Walapun retorika modernis tampak anti-Barat, gerakan ini memang lahir dengan semangat anti-imperialisme Barat, tetapi pada saat yang sama juga penuh dengan kekaguman terhadapnya. Modernisme telah membuka pintu untuk 'membanjiri doktrin dan hukum Islam dengan inovasi-inovasi dunia modern'. Muhammad Abduh seolah mencoba membangun benteng untuk mencegah sekularisme, tetapi yang dibangunnya justru jembatan untuk menuju ke sana.

Di akhir abad 20 Fazlurrahman mengklaim dirinya sebagai juru bicara gerakan baru yaitu  Neomodernisme Islam dan menyebut gerakan modernis sebelumnya sebagai modernism klasik. Dengan tegas dia mengatakan Neomodernisme Islam adalah:
mengembangkan sikap kritis tentang Barat dengan mengkaji gagasan dunia Barat dan ajaran-ajaran sejarah keagamannya. Bila hal ini tidak dikaji secara obyektif, maka keberhasilannya dalam mustahil kaum muslimin menghadapi dunia modern.
ingin merajut kembali kekayaan tradisi Muslim lalu dikemas secara metodologis untuk disesuaikan dengan perkembangan zamanyaitu dengan penafsiran kembali Islam sesuai dengan konteks zaman modern … maka satu-satunya jalan yang dapat mereka tempuh adalah merumuskan kembali garis-garis kebijaksanaan yang positif sesuai dengan kebutuhan-kebutuhan kontemporer dan berdasarkan petunjuk-petunjuk sosial dan moral yang diberikan oleh Islam 2
merombak kembali asal-usul dan pengembangan keseluruhan tradisi Islam, dengan cara dimana al-Qur’an dan Sunnah Rasul didekati, ditangani dan ditafsirkan.
membedakan secara jeli antara Islam normatif dan Islam historis. Dalam memahami al-Qur’an perlu dibedakan aspek ideal moral (sebagai tujuan) dengan ketentuan legal-spesifik; dimana aspek ideal moral yang lebih pantas diterapkan.
metodologi penafsiran al-Qur’an harus dilakukan dengan gerakan ganda (DOUBLE MOVEMENT) dari sitausi sekarang ke masa al-Qur’an diturunkan dan kembali ke masa kini.

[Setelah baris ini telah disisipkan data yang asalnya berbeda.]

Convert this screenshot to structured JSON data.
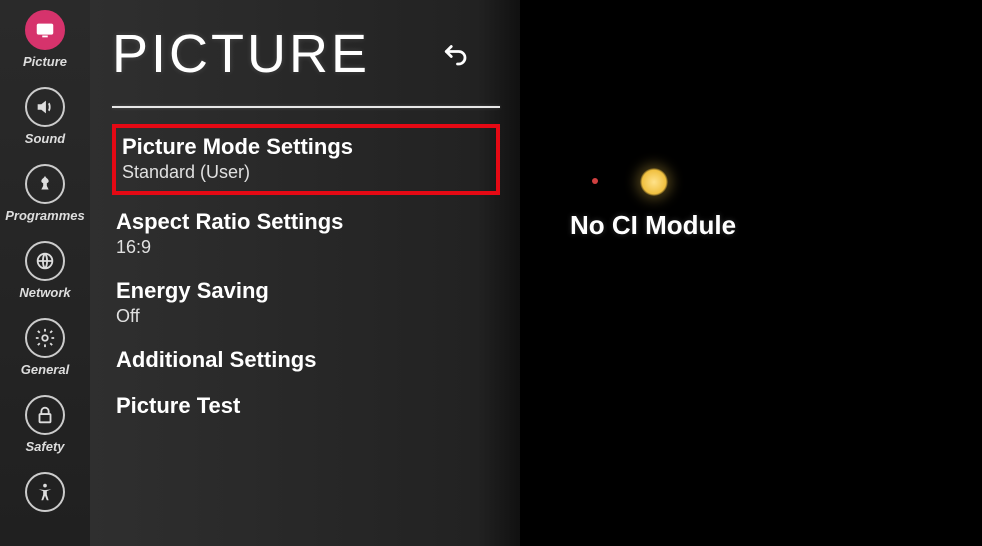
{
  "sidebar": {
    "items": [
      {
        "label": "Picture",
        "icon": "picture"
      },
      {
        "label": "Sound",
        "icon": "sound"
      },
      {
        "label": "Programmes",
        "icon": "programmes"
      },
      {
        "label": "Network",
        "icon": "network"
      },
      {
        "label": "General",
        "icon": "general"
      },
      {
        "label": "Safety",
        "icon": "safety"
      },
      {
        "label": "",
        "icon": "accessibility"
      }
    ]
  },
  "panel": {
    "title": "PICTURE",
    "items": [
      {
        "title": "Picture Mode Settings",
        "sub": "Standard (User)"
      },
      {
        "title": "Aspect Ratio Settings",
        "sub": "16:9"
      },
      {
        "title": "Energy Saving",
        "sub": "Off"
      },
      {
        "title": "Additional Settings",
        "sub": ""
      },
      {
        "title": "Picture Test",
        "sub": ""
      }
    ]
  },
  "content": {
    "message": "No CI Module"
  }
}
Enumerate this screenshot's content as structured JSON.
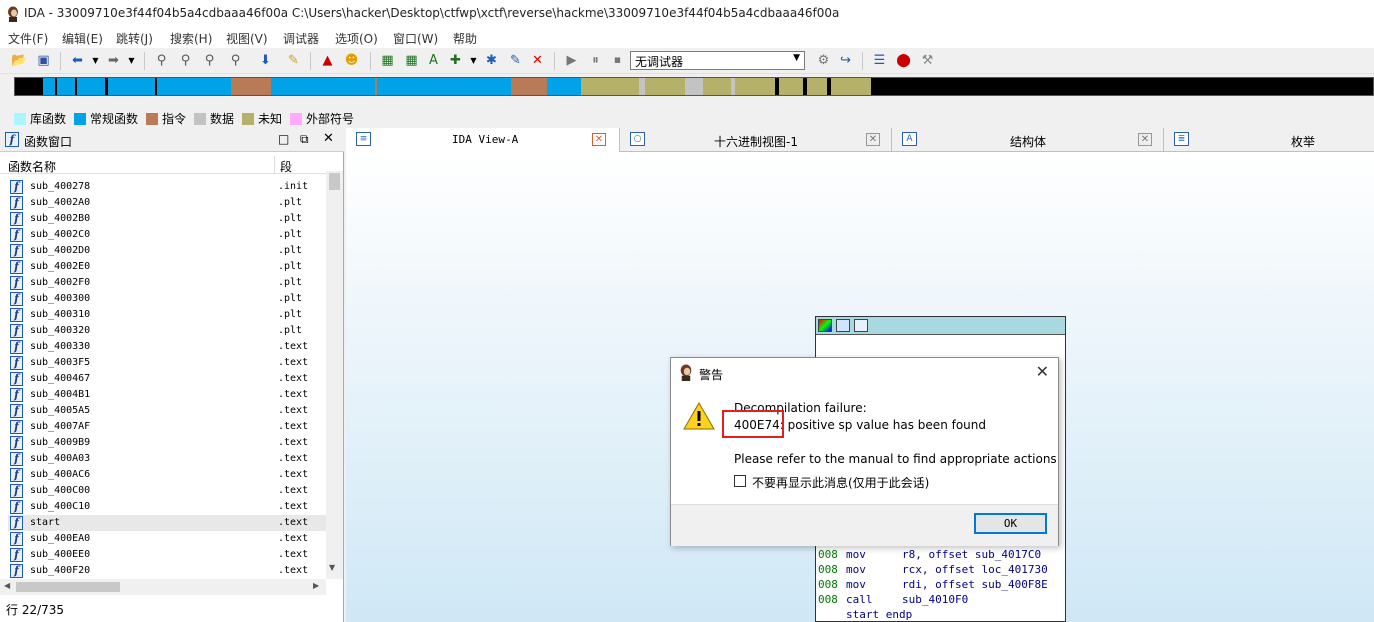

Teori double movement Rahman ini, merupakan salah satu bukti bagaimana ia merepresentasikan gaya Barat dalam melakukan liberalisasi pada syari'at Islam atas nama pembaruan. Dalam mengaplikasikan teorinya tersebut, sebelumnya Rahman mempunyai pandangan yang perlu dicermati ketika mendengungkan pembaruan dalam Islam. Ia mengusulkan supaya pembaruan (reformasi/tajdid) mestilah kembali kepada al-Qur'an dan al-sunnah. Tetapi al-Qur'an yang ia pahami tidaklah seperti yang diyakini oleh kaum muslimin pada umumnya. Ia menyatakan bahwa al-Qur'an merupakan firman Allah yang pada dasarnya adalah satu kitab mengenai prinsip-prinsip dan nasehat-nasehat keagamaan dan moral bagi manusia, dan bukan sebuah dokumen hukum, meskipun ia mengandung sejumlah hukum-hukum dasar seperti shalat, puasa, dan haji.[10] Dari awal hingga akhir menurutnya, al-Qur'an selalu memberikan penekanan pada semua aspek-aspek moral yang diperlukan bagi tindakan kreatif manusia. Oleh karenanya, kepentingan sentral al-Qur'an adalah manusia dan perbaikannya.[11]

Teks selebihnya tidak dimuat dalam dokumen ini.